(Click on the pics to get a larger version) It was a dark and stormy night... and it was exactly like that, it's not just the standard beginning. In fact, the day the 8th edition of the VCN ethnic dinner was set for it was also the day when not one, not two, not three, not even four but for FIVE times the sky of Rome decide to shower the city with hail, each time in a heavier way than the previous one so much that the last one, fell just a few minutes before the meeting time, left a good layer of ice over the street and cars, making it difficult to just walk straight.
In such circumstances, I was expecting a high number of defections and I would had even understood them. Quite surprisingly, in the end, almost everyone made it to the restaurant making a fairly crowded dinner with 18 people. As usual, italians made the largest group with 5 people followed by Germany and USA with 2 each, then Netherlands, Philippines, Norway, Finland, Chile Brazil, Croatia and the first Australian ever... and someone else the country was never discovered. Unfortunately, even if almost everyone showed up eventually, the weather took its toll in the form of huge delays, making the proper dinner start quite a bit late...
The restaurant itself didn't have enough place to accommodate all of us in a single table and so we were divided between a main table and two, smaller, ones. Speaking of the restaurant, located in via Giulia (right behind Campo dei Fiori), it turned out to be the only vietnamese restaurant left in Rome after the closing down of a more famous one near the British Embassy. It's pretty unassuming and barely noticeable from outside, and even inside it's nothing really impressive, made of two relatively small rooms. Putting together a standard menu was somewhat complex, in part due some communication problem with the owner and even worse with the waiters, which made problematic at first the service, but that eventually was reason of amusement more than annoyance.
Food was ok, even if not sensational, the best dish being probably, at least for my taste, the beef with onions and talks were, as usual, lively and cheerful (as you can see...). And while I was pretty much stuck against a wall and basically unable to move, fate made us discover the one who could become the official photographer for our future dinners in the person of Laura, who spent a big deal of time happily jumping around the tables to make pictures (being barely noticed while doing it, I must say, making for a couple of pretty funny pictures) and apparently immensely enjoying herself in the process.

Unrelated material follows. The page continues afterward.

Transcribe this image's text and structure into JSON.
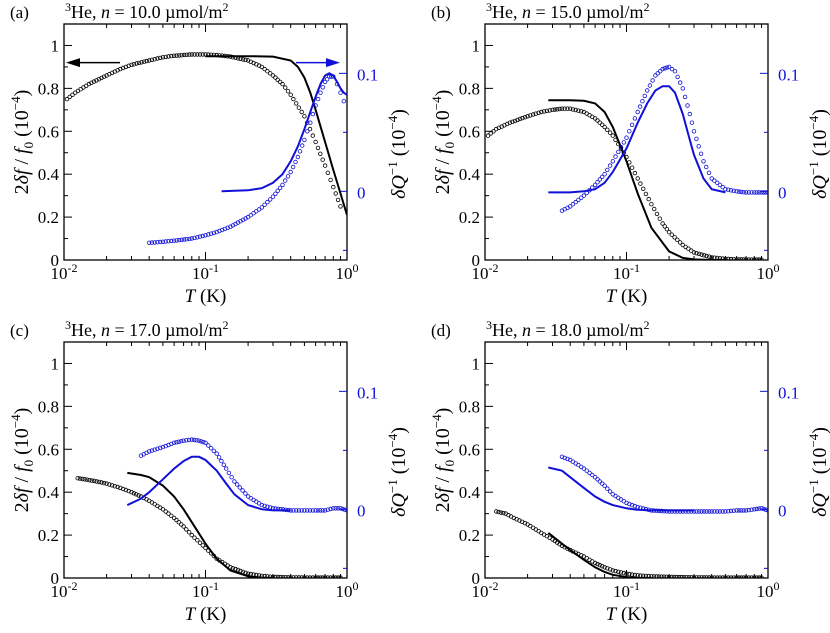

Dinner went along smoothly and before we knew it, we arrived to the end, but apparently no one wanted to leave as we kept going with our talks and having more spare rice brought to the table as an excuse for keeping the tables (not like the owner of the place would had sent us out, anyway). But as always, things must come to an end and a few minutes before midnight we called it over, happy to discover that, in the meanwhile, the weather had improved and, despite the bitter cold (well, in italian terms, but what can you expect in a day when ice had been falling down from the sky the whole time?), we could had made it back home dry.